En avril dernier, Edouard Philippe avait fixé l’objectif de réaliser «au moins 700.000 tests virologiques par semaine» contre le coronavirus. Deux mois plus tard, le nombre de tests hebdomadaires dépasse à peine les 200.000, selon Santé publique France. D’où l’inquiétude des laboratoires, qui se retrouvent avec des millions de tests inutilisés sur les bras. Bientôt périmés, ils pourraient devoir être mis à la poubelle.
C’est notamment la crainte du groupe de laboratoires Unilians, implanté dans la région Auvergne-Rhône-Alpes. Après avoir massivement acheté des tests PCR (par prélèvement nasal) pour dépister le coronavirus, il voit les composants de ces tests se périmer un par un. «On aura plus de 40.000 tests que l’on ne va pas utiliser. Cela représente, en tout cas pour notre structure, un chiffre d’environ 700.000 euros», déplore ainsi à France Bleu Geneviève Ferret, directrice du laboratoire Unilians de Montbrison (Loire). Sans compter la perte liée à l’investissement alloué aux machines servant aux analyses.

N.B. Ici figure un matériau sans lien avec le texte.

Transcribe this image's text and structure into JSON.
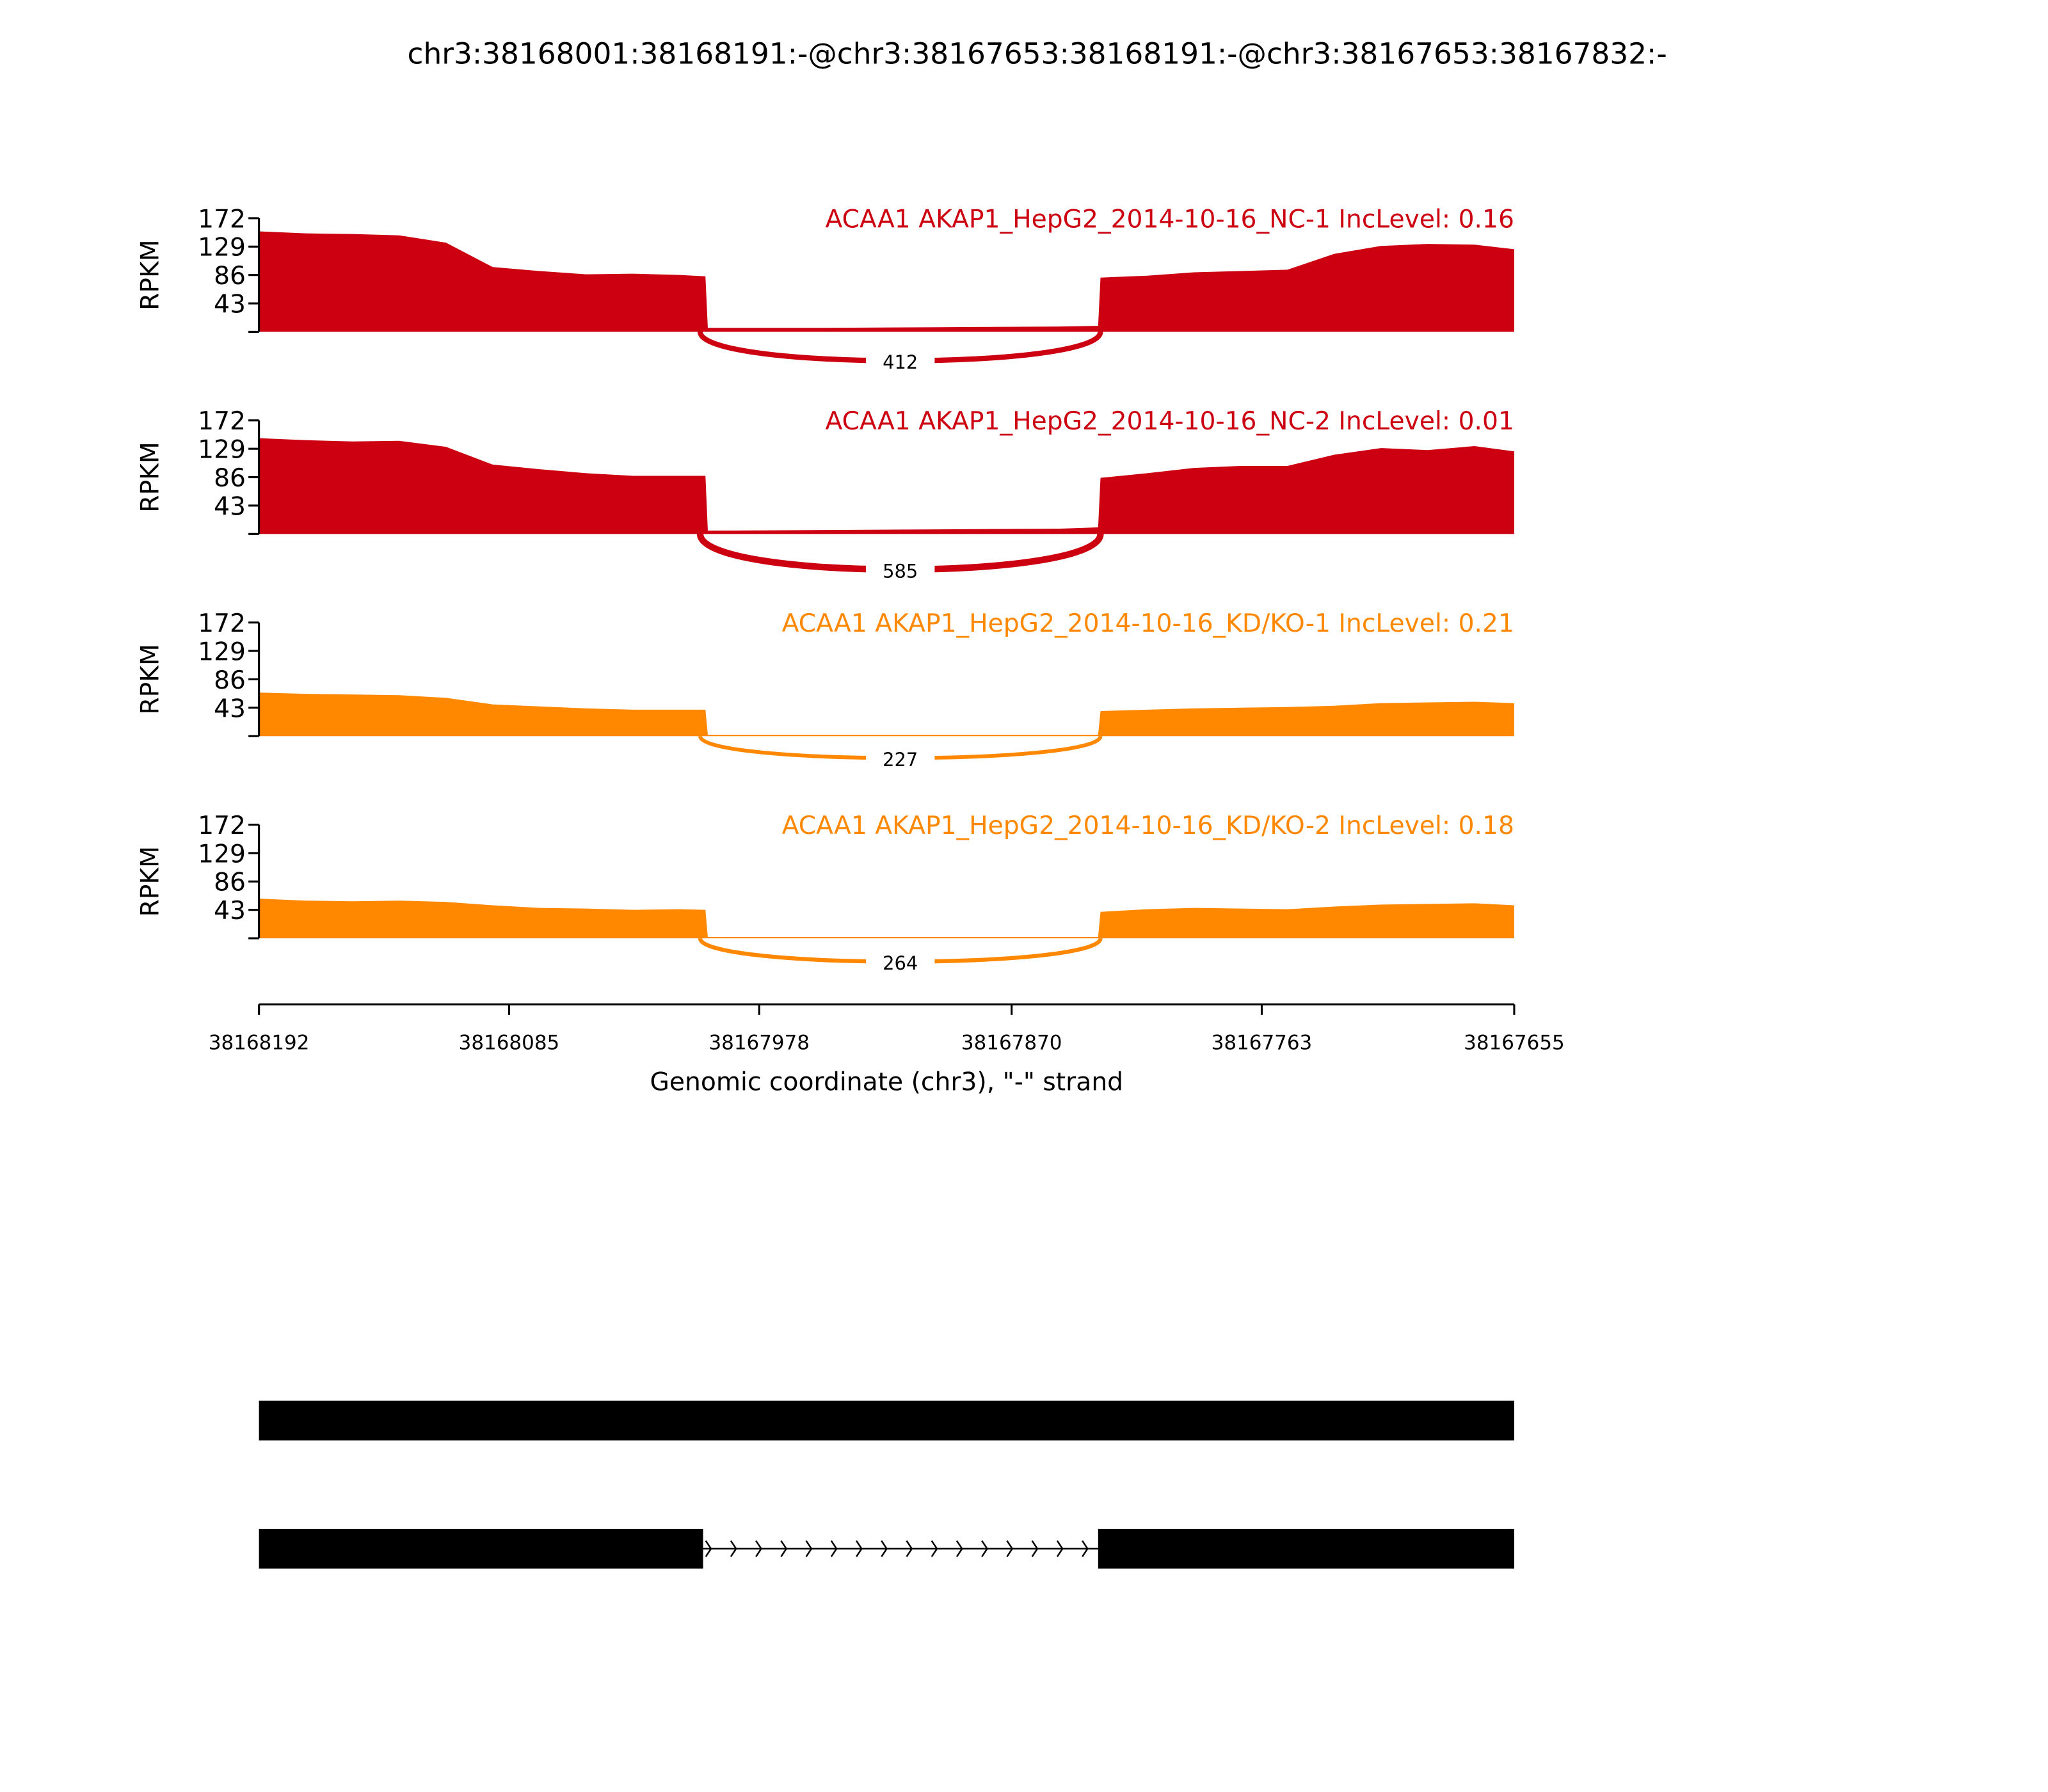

Au total, ce serait des millions de tests inutilisés qui dormiraient dans les congélateurs de l’ensemble des laboratoires privés hexagonaux. «Nous utilisons seulement un tiers de nos stocks», indique à La Croix François Blanchecotte, président national du Syndicat des biologistes. Du côté du groupe Inovie par exemple, on réalise 10.000 tests par semaine en période de grosse activité, contre une capacité de 20.000 à 25.000. Chez Biogroup LCD, implanté dans le Grand Est et en Ile-de-France, c’est 30.000 par semaine, alors qu’il pourrait en effectuer jusqu’à 50.000.
Revendre des tests à l’étranger
Avec en toile de fond le risque de péremption des réactifs – qui coûtent 20 à 30 euros par personne – utilisés pour ces tests. En effet, certains périmeront dès le mois de septembre prochain. Impossible donc d’imaginer pouvoir les utiliser en cas de seconde vague à l’automne ou à l’hiver, comme le prévoient certains spécialistes. La loi interdisant de revendre ses stocks en France, les laboratoires tentent de trouver des débouchés à l’étranger, notamment en Amérique du Sud, où le coronavirus circule encore activement.
Du côté de l’Etat, on ne s’oppose pas à ces remises en circulation. «Il [l’Etat, NDLR] reste en contact avec les laboratoires de biologie pour garder une marge de sécurité et anticiper une éventuelle recrudescence des besoins», souligne la Direction générale de la santé à La Croix. Avec l’idée désormais de commander des tests avec des dates de péremption les plus lointaines possibles, pour éviter que la situation actuelle ne se répète.